Eventually, True North-Lite was developed for local Mental Health Teams and Religious Support Teams working in partnership to provide intensive support to at-risk units across PACAF, without the assistance of additional manning.

“The intent was to embed Chaplains into these high-risk units instead of just trying to serve the wing staff and headquarters,” he said. “The program had chaplains attached to Security Forces Squadrons, Nuclear Weapons Centers and other high-stress areas -- places were suicide rates, alcoholism and family problems are more prevalent.”

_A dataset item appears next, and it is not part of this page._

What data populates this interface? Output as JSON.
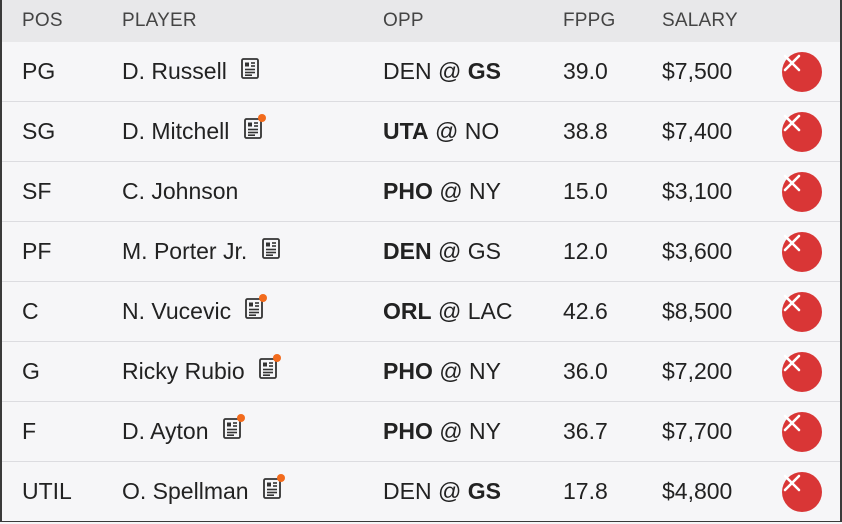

The success of the program propelled PACAF to utilize active duty, reserve and guard chaplains and other mental health resources, family readiness staff and other service professionals to augment critical areas where commanders felt a need for support. This has created the expanded role for Air National Guard Chaplains and Religious Support assistants in the field directly supporting Airmen.

As Boleak transitioned toward retirement in October his successor was another Pacific Northwest Airman, Master Sgt. Osten Coaty from the 173rd Fighter Wing, Klamath Falls, Oregon. Serving as a First Sergeant with the Logistic Readiness Squadron and 24 years of military service, Coaty was a natural pick to take up the reins for a self-described, “guy who likes to work in churches.”

“I could really tell how much of an impression Senior Master Sergeant Boleak left for this position in his final email to the group,” said Coaty. “He’s already helped me make this a much easier handoff and all the work he has done to define the role.”

The father of three boys is a private school teacher in his civilian career said he thrives in areas where he can help connect people to resources and open lines of communication.

“Being a First Sergeant prepared me in some ways for this job,” said Coaty. “The way you care for people, that each case is different and being ready for the number of issues that arise…these are all important for unit readiness too.”

His excitement for the new job was evident as he spoke about the challenges that lie ahead and the travel in the Pacific theatre once the COVID-19 pandemic allows for international travel again.

“I spoke with our wing chaplain before I applied over the summer,” he said. “I felt like having served on active duty and the guard and having deployed four times over the years prepared me for this next step up.”

In his deployment assignments, Coaty has worked around the world, from the United Arab Emirates to Qatar, followed by a special assignment for six months at Ramstein Air Base in Germany to care for wounded service members, and responding to the massive earthquakes in Haiti in 2010.

“I started off my military career as an Army Combat Engineer, so having my ‘ducks in a row,’ is essential to me,” he said. “This new position at PACAF is a big responsibility, so readiness and resiliency are key factors I hope to bring to the mission and for the Airmen.”

With the assignment being a three to five-year commitment, Coaty knows that he is has been given a chance to work in two assignments at once.

“I will still be performing my drills at the Joint Force Headquarters in Salem, (Oregon) but will be traveling and interconnecting with leadership all across the Pacific region,” he said, describing the expanded expectations. He officially transferred in November.

“The learning curve will be a challenge at first, but Sergeant Boleak said he would still make himself available to questions I have, even though he will be retired,” he said. That’s reassuring and it speaks of his integrity for the mission and taking care of Airmen; even in retirement.”